MONA LISA'S JEWISH MOTHER: "After all that money your father and I spent on braces, that's the biggest smile you can give us?"
COLUMBUS' JEWISH MOTHER: "I don't care what you've discovered, you still could have written!"
MICHELANGELO'S JEWISH MOTHER: "Can't you paint on walls like other children? Do you have any idea how hard it is to get that junk off the ceiling?"
NAPOLEON'S JEWISH MOTHER: "All right, if you aren't hiding your report card inside your jacket, take your hand out of there and show me."
ABRAHAM LINCOLN'S JEWISH MOTHER: "Again with the hat? Can't you just wear a baseball cap like the other kids?"
GEORGE WASHINGTON'S JEWISH MOTHER: "The next time I catch you throwing money across the Potomac, you can kiss your allowance good-bye!"
THOMAS EDISON'S JEWISH MOTHER: "Of course I'm proud that you invented the electric light bulb.
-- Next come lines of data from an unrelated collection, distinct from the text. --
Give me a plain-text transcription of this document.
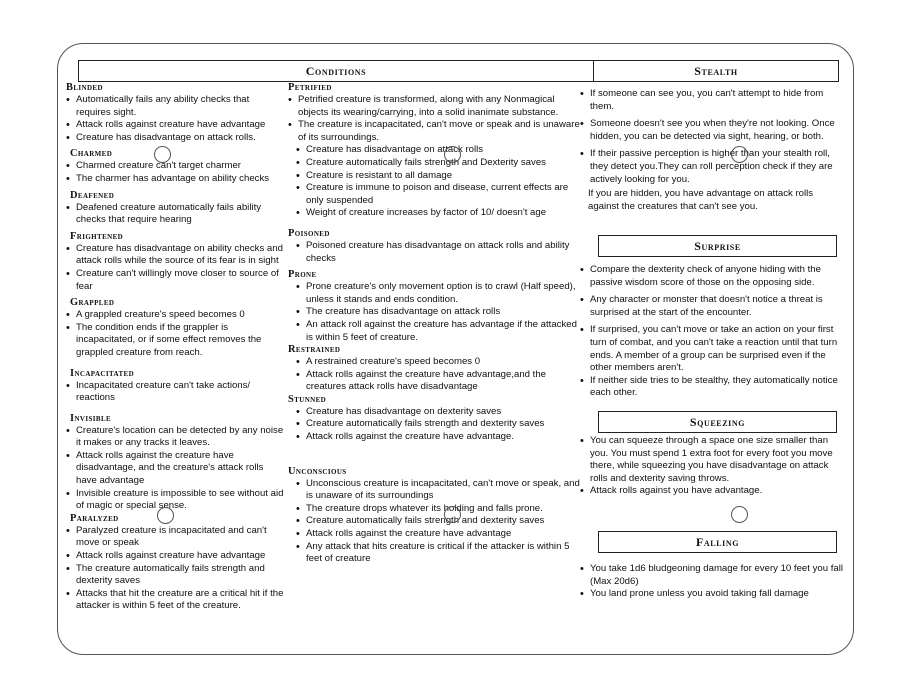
Conditions	Stealth
Surprise
Squeezing
Falling
Blinded
• Automatically fails any ability checks that requires sight.
• Attack rolls against creature have advantage
• Creature has disadvantage on attack rolls.
Charmed
• Charmed creature can't target charmer
• The charmer has advantage on ability checks
Deafened
• Deafened creature automatically fails ability checks that require hearing
Frightened
• Creature has disadvantage on ability checks and attack rolls while the source of its fear is in sight
• Creature can't willingly move closer to source of fear
Grappled
• A grappled creature's speed becomes 0
• The condition ends if the grappler is incapacitated, or if some effect removes the grappled creature from reach.
Incapacitated
• Incapacitated creature can't take actions/ reactions
Invisible
• Creature's location can be detected by any noise it makes or any tracks it leaves.
• Attack rolls against the creature have disadvantage, and the creature's attack rolls have advantage
• Invisible creature is impossible to see without aid of magic or special sense.
Paralyzed
• Paralyzed creature is incapacitated and can't move or speak
• Attack rolls against creature have advantage
• The creature automatically fails strength and dexterity saves
• Attacks that hit the creature are a critical hit if the attacker is within 5 feet of the creature.
Petrified
• Petrified creature is transformed, along with any Nonmagical objects its wearing/carrying, into a solid inanimate substance.
• The creature is incapacitated, can't move or speak and is unaware of its surroundings.
• Creature has disadvantage on attack rolls
• Creature automatically fails strength and Dexterity saves
• Creature is resistant to all damage
• Creature is immune to poison and disease, current effects are only suspended
• Weight of creature increases by factor of 10/ doesn't age
Poisoned
• Poisoned creature has disadvantage on attack rolls and ability checks
Prone
• Prone creature's only movement option is to crawl (Half speed), unless it stands and ends condition.
• The creature has disadvantage on attack rolls
• An attack roll against the creature has advantage if the attacked is within 5 feet of creature.
Restrained
• A restrained creature's speed becomes 0
• Attack rolls against the creature have advantage,and the creatures attack rolls have disadvantage
Stunned
• Creature has disadvantage on dexterity saves
• Creature automatically fails strength and dexterity saves
• Attack rolls against the creature have advantage.
Unconscious
• Unconscious creature is incapacitated, can't move or speak, and is unaware of its surroundings
• The creature drops whatever its holding and falls prone.
• Creature automatically fails strength and dexterity saves
• Attack rolls against the creature have advantage
• Any attack that hits creature is critical if the attacker is within 5 feet of creature
• If someone can see you, you can't attempt to hide from them.
• Someone doesn't see you when they're not looking. Once hidden, you can be detected via sight, hearing, or both.
• If their passive perception is higher than your stealth roll, they detect you.They can roll perception check if they are actively looking for you.
If you are hidden, you have advantage on attack rolls against the creatures that can't see you.
• Compare the dexterity check of anyone hiding with the passive wisdom score of those on the opposing side.
• Any character or monster that doesn't notice a threat is surprised at the start of the encounter.
• If surprised, you can't move or take an action on your first turn of combat, and you can't take a reaction until that turn ends. A member of a group can be surprised even if the other members aren't.
• If neither side tries to be stealthy, they automatically notice each other.
• You can squeeze through a space one size smaller than you. You must spend 1 extra foot for every foot you move there, while squeezing you have disadvantage on attack rolls and dexterity saving throws.
• Attack rolls against you have advantage.
• You take 1d6 bludgeoning damage for every 10 feet you fall (Max 20d6)
• You land prone unless you avoid taking fall damage
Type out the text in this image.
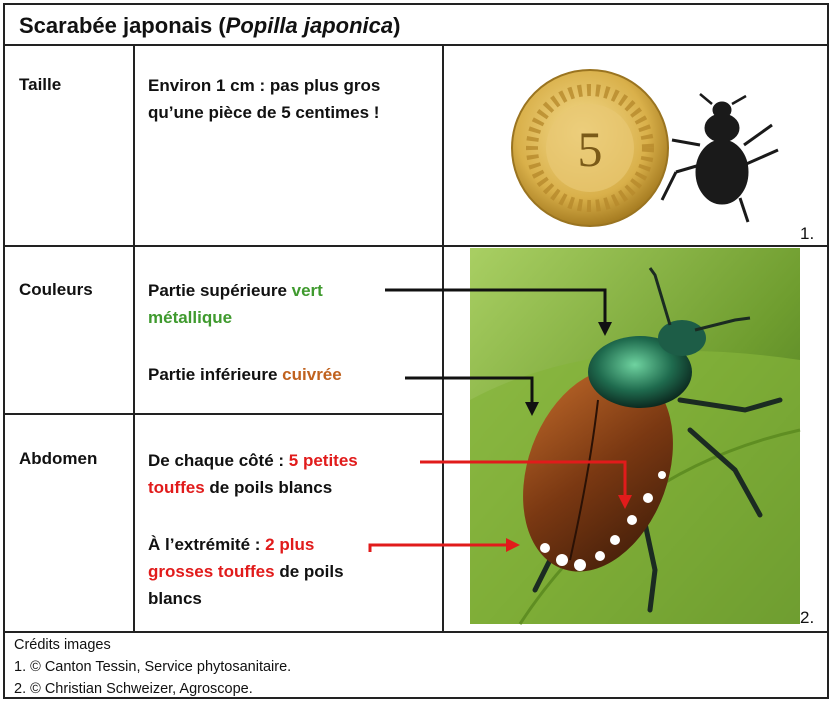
Scarabée japonais (Popilla japonica)
Taille	Environ 1 cm : pas plus gros qu’une pièce de 5 centimes !
Couleurs	Partie supérieure vert
métallique
Partie inférieure cuivrée
Abdomen	De chaque côté : 5 petites
touffes de poils blancs
À l’extrémité : 2 plus
grosses touffes de poils
blancs
5
1.
2.
Crédits images
1. © Canton Tessin, Service phytosanitaire.
2. © Christian Schweizer, Agroscope.
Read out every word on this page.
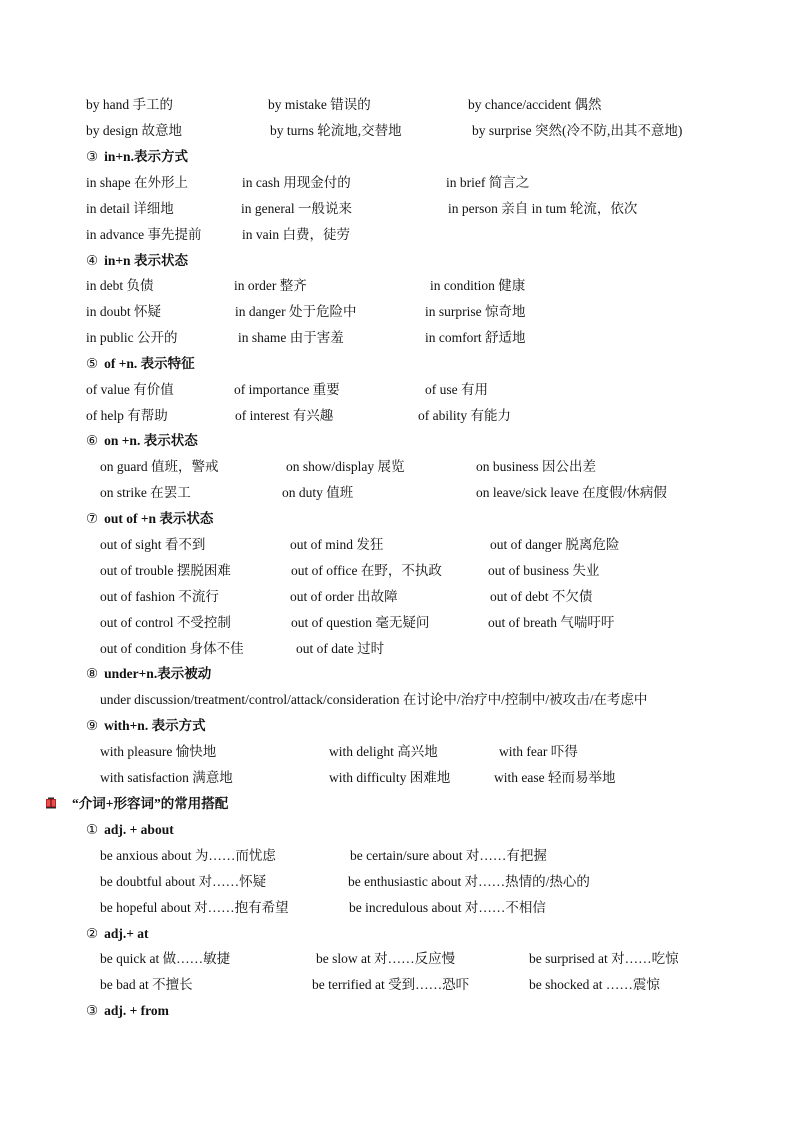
by hand 手工的	by mistake 错误的	by chance/accident 偶然
by design 故意地	by turns 轮流地,交替地	by surprise 突然(冷不防,出其不意地)
③ in+n.表示方式
in shape 在外形上	in cash 用现金付的	in brief 简言之
in detail 详细地	in general 一般说来	in person 亲自 in tum 轮流，依次
in advance 事先提前	in vain 白费，徒劳
④ in+n 表示状态
in debt 负债	in order 整齐	in condition 健康
in doubt 怀疑	in danger 处于危险中	in surprise 惊奇地
in public 公开的	in shame 由于害羞	in comfort 舒适地
⑤ of +n. 表示特征
of value 有价值	of importance 重要	of use 有用
of help 有帮助	of interest 有兴趣	of ability 有能力
⑥ on +n. 表示状态
on guard 值班，警戒	on show/display 展览	on business 因公出差
on strike 在罢工	on duty 值班	on leave/sick leave 在度假/休病假
⑦ out of +n 表示状态
out of sight 看不到	out of mind 发狂	out of danger 脱离危险
out of trouble 摆脱困难	out of office 在野，不执政	out of business 失业
out of fashion 不流行	out of order 出故障	out of debt 不欠债
out of control 不受控制	out of question 毫无疑问	out of breath 气喘吁吁
out of condition 身体不佳	out of date 过时
⑧ under+n.表示被动
under discussion/treatment/control/attack/consideration 在讨论中/治疗中/控制中/被攻击/在考虑中
⑨ with+n. 表示方式
with pleasure 愉快地	with delight 高兴地	with fear 吓得
with satisfaction 满意地	with difficulty 困难地	with ease 轻而易举地
“介词+形容词”的常用搭配
① adj. + about
be anxious about 为……而忧虑	be certain/sure about 对……有把握
be doubtful about 对……怀疑	be enthusiastic about 对……热情的/热心的
be hopeful about 对……抱有希望	be incredulous about 对……不相信
② adj.+ at
be quick at 做……敏捷	be slow at 对……反应慢	be surprised at 对……吃惊
be bad at 不擅长	be terrified at 受到……恐吓	be shocked at ……震惊
③ adj. + from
Now turn it off and get to bed!"
PAUL REVERE'S JEWISH MOTHER: "I don't care where you think you have to go, young man, midnight is past your curfew."
And, of course, these two, who really did have Jewish mothers:
ALBERT EINSTEIN'S JEWISH MOTHER: "But it's your senior picture. Couldn't you do something about your hair?"
MOSES' JEWISH MOTHER: "That's a nice story. Now tell me where you've really been for the last forty years."